The charity Crisis has identified the end of the eviction ban as one of the factors directly leading to homelessness over this Christmas and New Year period.
It claims some 227,000 families and individuals across Britain are experiencing the worst forms of homelessness - this includes people sleeping on the streets, stuck in insecure accommodation like B&Bs, or forced to sleep in cars and sheds because they don’t have a place to call home.
Most of these households are in England, not just because of the larger population, but also because there are higher levels of homelessness than in Scotland and Wales.
Crisis claims 0.86 per cent of all households in England are experiencing homelessness on any given night, compared with 0.69 per cent in Wales and 0.57 per cent in Scotland.
These different rates across the three nations are due to the different housing and homelessness policies in place; for example, Crisis states that in Scotland rates are lower than in England due to factors such as a better supply of social housing and more inclusive access to homelessness services.
Nearly 25,000 families and individuals are living in temporary accommodation such as B&Bs, including 22,600 households across England alone.
In a statement released over the holidays, Crisis claims that during 2021, a cut to universal credit, a freeze to housing benefit and the lifting of the ban on evictions “have pushed more people into homelessness.”
This research comes as Crisis operates its traditional Christmas services in a number of hubs across London for the 50th year.
Chief executive Jon Sparkes says: “No-one should be without a place to call home now or at any time of year.
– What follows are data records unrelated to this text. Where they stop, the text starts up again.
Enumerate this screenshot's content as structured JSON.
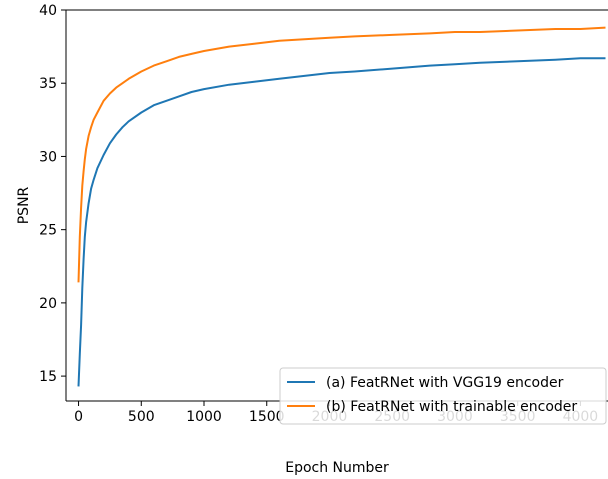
{
  "chart_data": {
    "type": "line",
    "title": "",
    "xlabel": "Epoch Number",
    "ylabel": "PSNR",
    "xlim": [
      -100,
      4220
    ],
    "ylim": [
      13.3,
      40
    ],
    "xticks": [
      0,
      500,
      1000,
      1500,
      2000,
      2500,
      3000,
      3500,
      4000
    ],
    "yticks": [
      15,
      20,
      25,
      30,
      35,
      40
    ],
    "grid": false,
    "legend_position": "lower-right",
    "series": [
      {
        "name": "(a) FeatRNet with VGG19 encoder",
        "color": "#1f77b4",
        "x": [
          0,
          10,
          20,
          30,
          40,
          50,
          60,
          80,
          100,
          120,
          150,
          200,
          250,
          300,
          350,
          400,
          500,
          600,
          700,
          800,
          900,
          1000,
          1200,
          1400,
          1600,
          1800,
          2000,
          2200,
          2500,
          2800,
          3000,
          3200,
          3500,
          3800,
          4000,
          4200
        ],
        "y": [
          14.3,
          16.5,
          18.5,
          21.0,
          23.0,
          24.5,
          25.5,
          26.8,
          27.8,
          28.4,
          29.2,
          30.1,
          30.9,
          31.5,
          32.0,
          32.4,
          33.0,
          33.5,
          33.8,
          34.1,
          34.4,
          34.6,
          34.9,
          35.1,
          35.3,
          35.5,
          35.7,
          35.8,
          36.0,
          36.2,
          36.3,
          36.4,
          36.5,
          36.6,
          36.7,
          36.7
        ]
      },
      {
        "name": "(b) FeatRNet with trainable encoder",
        "color": "#ff7f0e",
        "x": [
          0,
          10,
          20,
          30,
          40,
          50,
          60,
          80,
          100,
          120,
          150,
          200,
          250,
          300,
          350,
          400,
          500,
          600,
          700,
          800,
          900,
          1000,
          1200,
          1400,
          1600,
          1800,
          2000,
          2200,
          2500,
          2800,
          3000,
          3200,
          3500,
          3800,
          4000,
          4200
        ],
        "y": [
          21.4,
          24.5,
          26.5,
          28.0,
          29.0,
          29.8,
          30.5,
          31.4,
          32.0,
          32.5,
          33.0,
          33.8,
          34.3,
          34.7,
          35.0,
          35.3,
          35.8,
          36.2,
          36.5,
          36.8,
          37.0,
          37.2,
          37.5,
          37.7,
          37.9,
          38.0,
          38.1,
          38.2,
          38.3,
          38.4,
          38.5,
          38.5,
          38.6,
          38.7,
          38.7,
          38.8
        ]
      }
    ]
  }
}
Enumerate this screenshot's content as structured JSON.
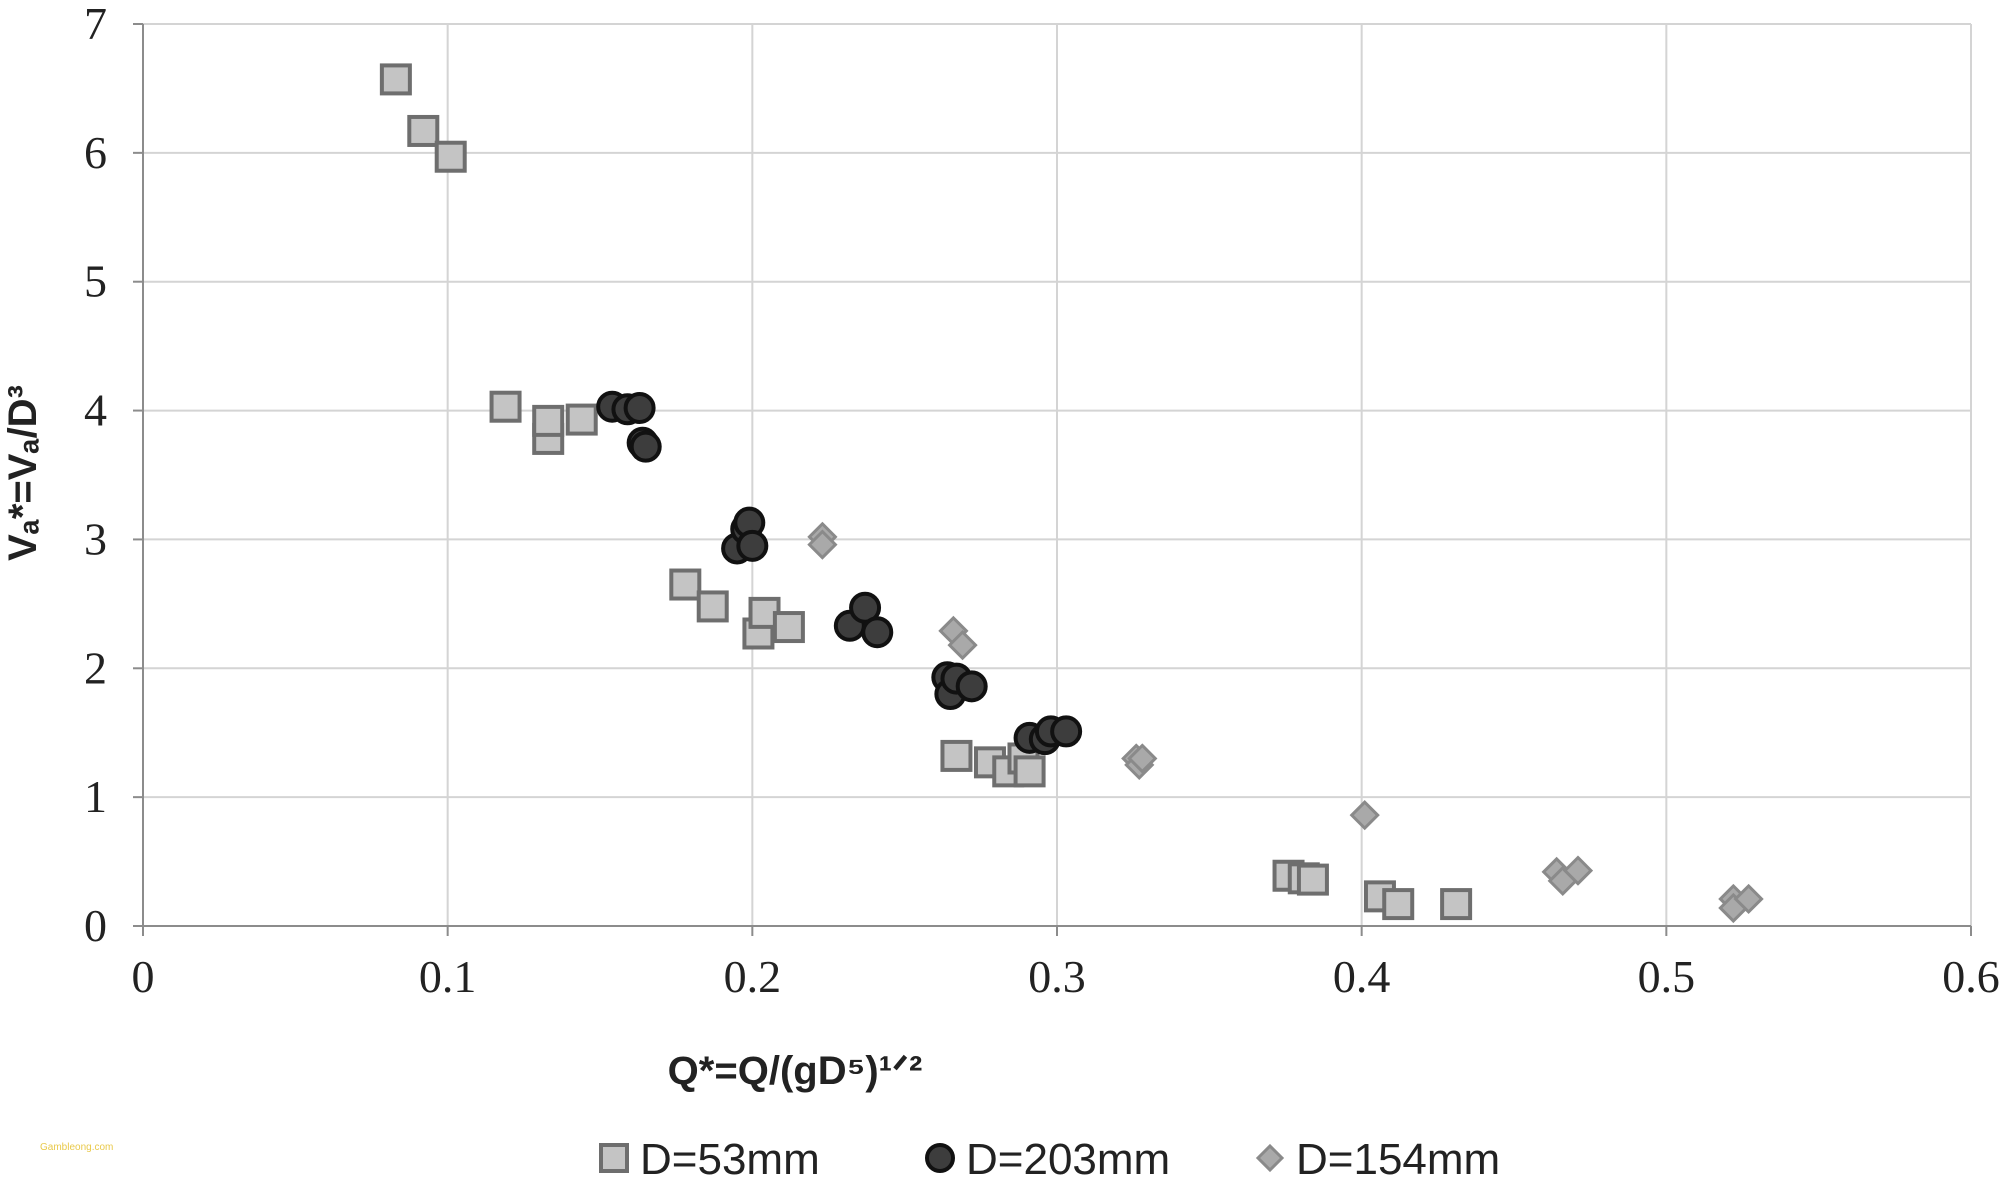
{
  "chart_data": {
    "type": "scatter",
    "title": "",
    "xlabel": "Q*=Q/(gD⁵)¹ᐟ²",
    "ylabel": "Vₐ*=Vₐ/D³",
    "xlim": [
      0,
      0.6
    ],
    "ylim": [
      0,
      7
    ],
    "x_ticks": [
      "0",
      "0.1",
      "0.2",
      "0.3",
      "0.4",
      "0.5",
      "0.6"
    ],
    "y_ticks": [
      "0",
      "1",
      "2",
      "3",
      "4",
      "5",
      "6",
      "7"
    ],
    "grid": true,
    "legend_position": "bottom",
    "series": [
      {
        "name": "D=53mm",
        "marker": "square",
        "fill": "#c4c4c4",
        "stroke": "#6e6e6e",
        "points": [
          [
            0.083,
            6.57
          ],
          [
            0.092,
            6.17
          ],
          [
            0.101,
            5.97
          ],
          [
            0.119,
            4.03
          ],
          [
            0.133,
            3.78
          ],
          [
            0.133,
            3.92
          ],
          [
            0.144,
            3.93
          ],
          [
            0.178,
            2.65
          ],
          [
            0.187,
            2.48
          ],
          [
            0.202,
            2.27
          ],
          [
            0.204,
            2.43
          ],
          [
            0.212,
            2.32
          ],
          [
            0.267,
            1.32
          ],
          [
            0.278,
            1.27
          ],
          [
            0.284,
            1.2
          ],
          [
            0.289,
            1.3
          ],
          [
            0.291,
            1.2
          ],
          [
            0.376,
            0.39
          ],
          [
            0.381,
            0.37
          ],
          [
            0.384,
            0.36
          ],
          [
            0.406,
            0.23
          ],
          [
            0.412,
            0.17
          ],
          [
            0.431,
            0.17
          ]
        ]
      },
      {
        "name": "D=203mm",
        "marker": "circle",
        "fill": "#3d3d3d",
        "stroke": "#111111",
        "points": [
          [
            0.154,
            4.03
          ],
          [
            0.159,
            4.01
          ],
          [
            0.163,
            4.02
          ],
          [
            0.164,
            3.75
          ],
          [
            0.165,
            3.72
          ],
          [
            0.195,
            2.93
          ],
          [
            0.198,
            3.08
          ],
          [
            0.199,
            3.13
          ],
          [
            0.2,
            2.95
          ],
          [
            0.232,
            2.33
          ],
          [
            0.237,
            2.47
          ],
          [
            0.241,
            2.28
          ],
          [
            0.264,
            1.93
          ],
          [
            0.265,
            1.8
          ],
          [
            0.267,
            1.92
          ],
          [
            0.272,
            1.86
          ],
          [
            0.291,
            1.46
          ],
          [
            0.296,
            1.45
          ],
          [
            0.298,
            1.51
          ],
          [
            0.303,
            1.51
          ]
        ]
      },
      {
        "name": "D=154mm",
        "marker": "diamond",
        "fill": "#a9a9a9",
        "stroke": "#8a8a8a",
        "points": [
          [
            0.223,
            3.02
          ],
          [
            0.223,
            2.96
          ],
          [
            0.266,
            2.29
          ],
          [
            0.269,
            2.18
          ],
          [
            0.326,
            1.3
          ],
          [
            0.327,
            1.25
          ],
          [
            0.328,
            1.3
          ],
          [
            0.401,
            0.86
          ],
          [
            0.464,
            0.42
          ],
          [
            0.466,
            0.35
          ],
          [
            0.471,
            0.43
          ],
          [
            0.522,
            0.21
          ],
          [
            0.522,
            0.14
          ],
          [
            0.527,
            0.21
          ]
        ]
      }
    ]
  },
  "watermark": "Gambleong.com"
}
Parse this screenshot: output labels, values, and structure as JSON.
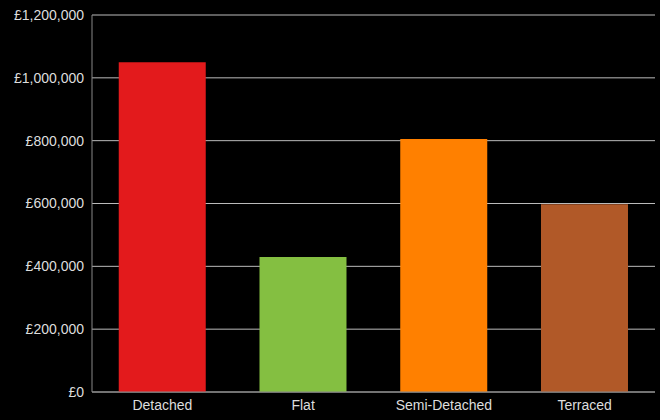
{
  "chart_data": {
    "type": "bar",
    "categories": [
      "Detached",
      "Flat",
      "Semi-Detached",
      "Terraced"
    ],
    "values": [
      1050000,
      430000,
      805000,
      598000
    ],
    "colors": [
      "#e31a1c",
      "#84bf41",
      "#ff8000",
      "#b15928"
    ],
    "ylim": [
      0,
      1200000
    ],
    "yticks": [
      {
        "value": 0,
        "label": "£0"
      },
      {
        "value": 200000,
        "label": "£200,000"
      },
      {
        "value": 400000,
        "label": "£400,000"
      },
      {
        "value": 600000,
        "label": "£600,000"
      },
      {
        "value": 800000,
        "label": "£800,000"
      },
      {
        "value": 1000000,
        "label": "£1,000,000"
      },
      {
        "value": 1200000,
        "label": "£1,200,000"
      }
    ],
    "grid": true
  }
}
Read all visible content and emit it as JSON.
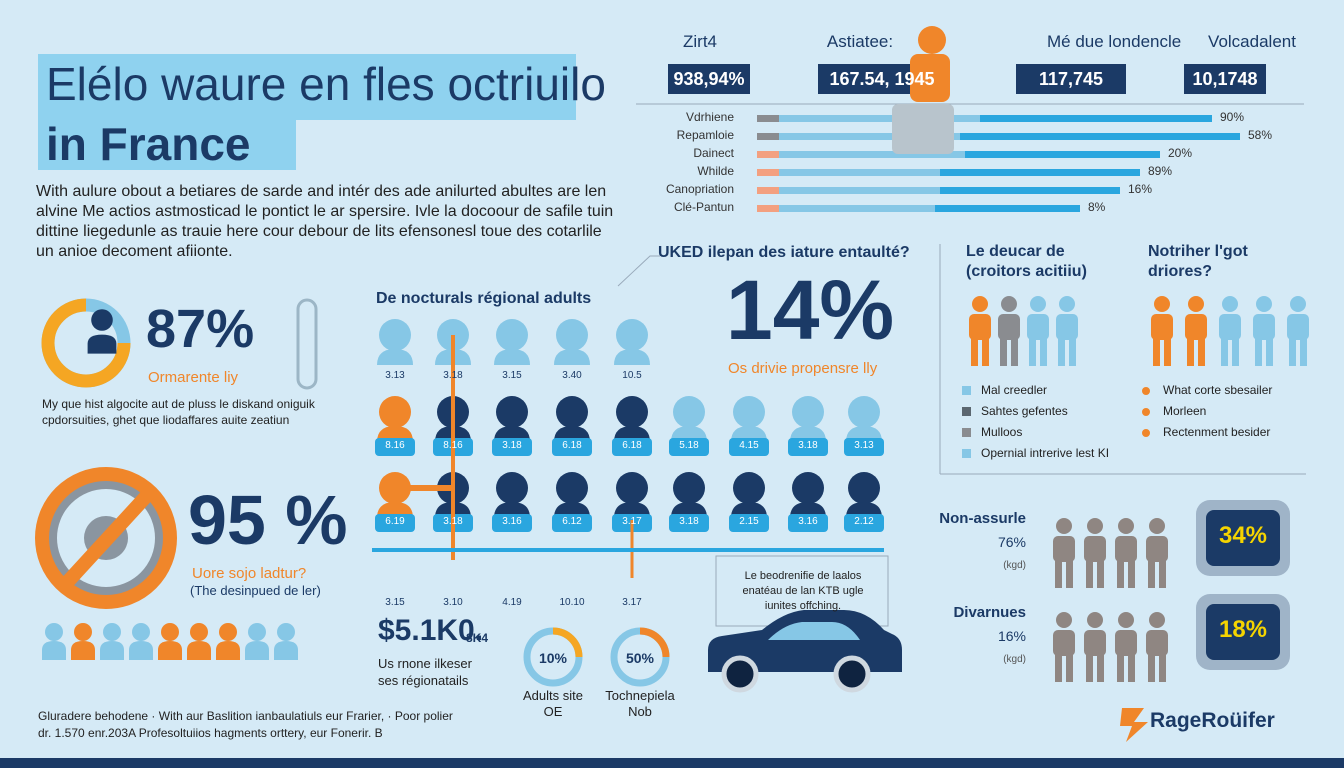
{
  "header": {
    "title_lines": [
      "Elélo waure en fles octriuilo",
      "in France"
    ]
  },
  "intro": [
    "With aulure obout a betiares de sarde and intér des ade anilurted abultes are len",
    "alvine Me actios astmosticad le pontict le ar spersire. Ivle la docoour de safile tuin",
    "dittine liegedunle as trauie here cour debour de lits efensonesl toue des cotarlile",
    "un anioe decoment afiionte."
  ],
  "top_stats": [
    {
      "label": "Zirt4",
      "value": "938,94%"
    },
    {
      "label": "Astiatee:",
      "value": "167.54, 1945"
    },
    {
      "label": "Mé due londencle",
      "value": "117,745"
    },
    {
      "label": "Volcadalent",
      "value": "10,1748"
    }
  ],
  "bars": [
    {
      "label": "Vdrhiene",
      "pct": "90%"
    },
    {
      "label": "Repamloie",
      "pct": "58%"
    },
    {
      "label": "Dainect",
      "pct": "20%"
    },
    {
      "label": "Whilde",
      "pct": "89%"
    },
    {
      "label": "Canopriation",
      "pct": "16%"
    },
    {
      "label": "Clé-Pantun",
      "pct": "8%"
    }
  ],
  "stat_87": {
    "value": "87%",
    "caption": "Ormarente liy",
    "note": [
      "My que hist algocite aut de pluss le diskand oniguik",
      "cpdorsuities, ghet que liodaffares auite zeatiun"
    ]
  },
  "stat_95": {
    "value": "95 %",
    "caption": "Uore sojo ladtur?",
    "sub": "(The desinpued de ler)"
  },
  "regional": {
    "title": "De nocturals régional adults",
    "rows": [
      [
        "3.13",
        "3.18",
        "3.15",
        "3.40",
        "10.5"
      ],
      [
        "8.16",
        "8.16",
        "3.18",
        "6.18",
        "6.18",
        "5.18",
        "4.15",
        "3.18",
        "3.13"
      ],
      [
        "6.19",
        "3.18",
        "3.16",
        "6.12",
        "3.17",
        "3.18",
        "2.15",
        "3.16",
        "2.12"
      ],
      [
        "3.15",
        "3.10",
        "4.19",
        "10.10",
        "3.17"
      ]
    ],
    "price": "$5.1K0.",
    "price_tail": "8K4",
    "price_note": [
      "Us rnone ilkeser",
      "ses régionatails"
    ],
    "donuts": [
      {
        "value": "10%",
        "label": "Adults site",
        "sub": "OE"
      },
      {
        "value": "50%",
        "label": "Tochnepiela",
        "sub": "Nob"
      }
    ]
  },
  "question": {
    "title": "UKED ilepan des iature entaulté?",
    "value": "14%",
    "caption": "Os drivie propensre lly"
  },
  "car_note": [
    "Le beodrenifie de laalos",
    "enatéau de lan KTB ugle",
    "iunites offching."
  ],
  "groups": [
    {
      "title": [
        "Le deucar de",
        "(croitors acitiiu)"
      ],
      "legend": [
        "Mal creedler",
        "Sahtes gefentes",
        "Mulloos",
        "Opernial intrerive lest KI"
      ]
    },
    {
      "title": [
        "Notriher l'got",
        "driores?"
      ],
      "legend": [
        "What corte sbesailer",
        "Morleen",
        "Rectenment besider"
      ]
    }
  ],
  "insured": [
    {
      "label": "Non-assurle",
      "value": "76%",
      "unit": "(kgd)",
      "badge": "34%"
    },
    {
      "label": "Divarnues",
      "value": "16%",
      "unit": "(kgd)",
      "badge": "18%"
    }
  ],
  "footer": [
    "Gluradere behodene · With aur Baslition ianbaulatiuls eur Frarier, · Poor polier",
    "dr. 1.570 enr.203A Profesoltuiios hagments orttery, eur Fonerir. B"
  ],
  "logo": "RageRoüifer"
}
It is utterly devastating that throughout Britain thousands of people are facing a Christmas on the streets, trying to shelter in places like a car or stuck living in one room in a B&B with no proper cooking or washing facilities. It shouldn’t have to be like this.
"For the last 50 years at Crisis at Christmas we’ve opened our doors to people at one of the most difficult times of the year, providing respite from the hardships of homelessness. More importantly, we’ve introduced thousands of people to our year-round support to help them leave homelessness behind for good. We don’t want to have to be here in another 50 years.”